If this remark was on her visitor’s part the sign of a rare assurance the girl’s cold mildness was still unruffled by it. She considered, she even smiled; then she replied: “Oh yes I do—only not so much.”
“They HAVE worked on you; but I should have thought they’d have disgusted you. I don’t care—even a little sympathy will do: whatever you’ve got left.” He paused, looking at her, but it was a speech she had nothing for; so he went on: “There was no obligation for you to answer my questions—you might have shut me up that day with a word.”
“Really?” she asked with all her grave good faith in her face. “I thought I HAD to—for fear I should appear ungrateful.”
“Ungrateful?”
“Why to you—after what you had done. Don’t you remember that it was you who introduced us—?” And she paused with a fatigued delicacy.
“Not to those snobs who are screaming like frightened peacocks. I beg your pardon—I haven’t THAT on my conscience!” Mr. Flack quite grandly declared.
“Well, you introduced us to Mr. Waterlow and he introduced us to—to his friends,” she explained, colouring, as if it were a fault for the inexactness caused by her magnanimity. “That’s why I thought I ought to tell you what you’d like.”

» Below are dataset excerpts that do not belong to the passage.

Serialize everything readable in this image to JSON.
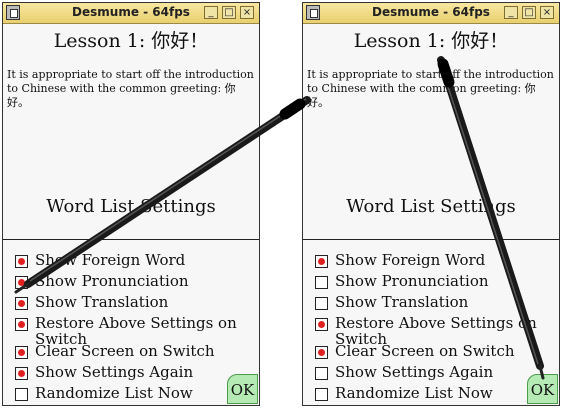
{
  "windows": [
    {
      "title": "Desmume - 64fps",
      "lesson_title": "Lesson 1: 你好！",
      "lesson_text": "It is appropriate to start off the introduction to Chinese with the common greeting: 你好。",
      "settings_title": "Word List Settings",
      "ok_label": "OK",
      "options": [
        {
          "label": "Show Foreign Word",
          "checked": true
        },
        {
          "label": "Show Pronunciation",
          "checked": true
        },
        {
          "label": "Show Translation",
          "checked": true
        },
        {
          "label": "Restore Above Settings on Switch",
          "checked": true
        },
        {
          "label": "Clear Screen on Switch",
          "checked": true
        },
        {
          "label": "Show Settings Again",
          "checked": true
        },
        {
          "label": "Randomize List Now",
          "checked": false
        }
      ]
    },
    {
      "title": "Desmume - 64fps",
      "lesson_title": "Lesson 1: 你好！",
      "lesson_text": "It is appropriate to start off the introduction to Chinese with the common greeting: 你好。",
      "settings_title": "Word List Settings",
      "ok_label": "OK",
      "options": [
        {
          "label": "Show Foreign Word",
          "checked": true
        },
        {
          "label": "Show Pronunciation",
          "checked": false
        },
        {
          "label": "Show Translation",
          "checked": false
        },
        {
          "label": "Restore Above Settings on Switch",
          "checked": true
        },
        {
          "label": "Clear Screen on Switch",
          "checked": true
        },
        {
          "label": "Show Settings Again",
          "checked": false
        },
        {
          "label": "Randomize List Now",
          "checked": false
        }
      ]
    }
  ],
  "colors": {
    "titlebar": "#e9cf6e",
    "checked_dot": "#e02020",
    "ok_button": "#b5eab5"
  },
  "icons": {
    "app": "desmume-app-icon",
    "minimize": "minimize-icon",
    "maximize": "maximize-icon",
    "close": "close-icon"
  }
}
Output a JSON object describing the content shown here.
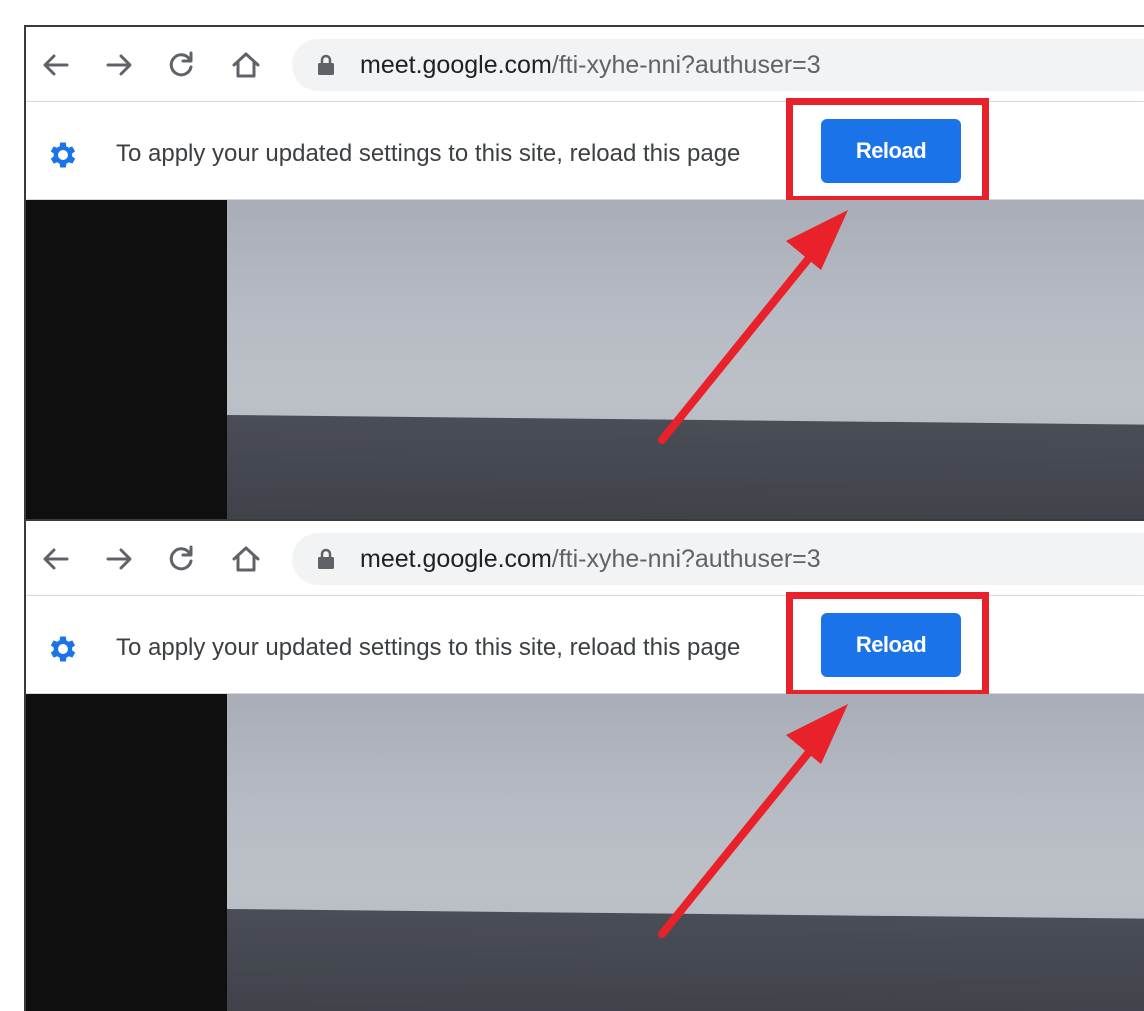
{
  "browser": {
    "url_host": "meet.google.com",
    "url_path": "/fti-xyhe-nni?authuser=3"
  },
  "infobar": {
    "message": "To apply your updated settings to this site, reload this page",
    "reload_label": "Reload"
  },
  "colors": {
    "accent": "#1a73e8",
    "annotation": "#e8212b"
  },
  "icons": [
    "back-arrow-icon",
    "forward-arrow-icon",
    "reload-icon",
    "home-icon",
    "lock-icon",
    "gear-icon"
  ]
}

“Why, do you suppose if I’d known where that first visit of ours to Waterlow was going to bring you out I’d have taken you within fifty miles—?” He stopped suddenly; then in another tone: “Jerusalem, there’s no one like you! And you told them it was all YOU?”
“Never mind what I told them.”
“Miss Francie,” said George Flack, “if you’ll marry me I’ll never ask a question again. I’ll go into some other business.”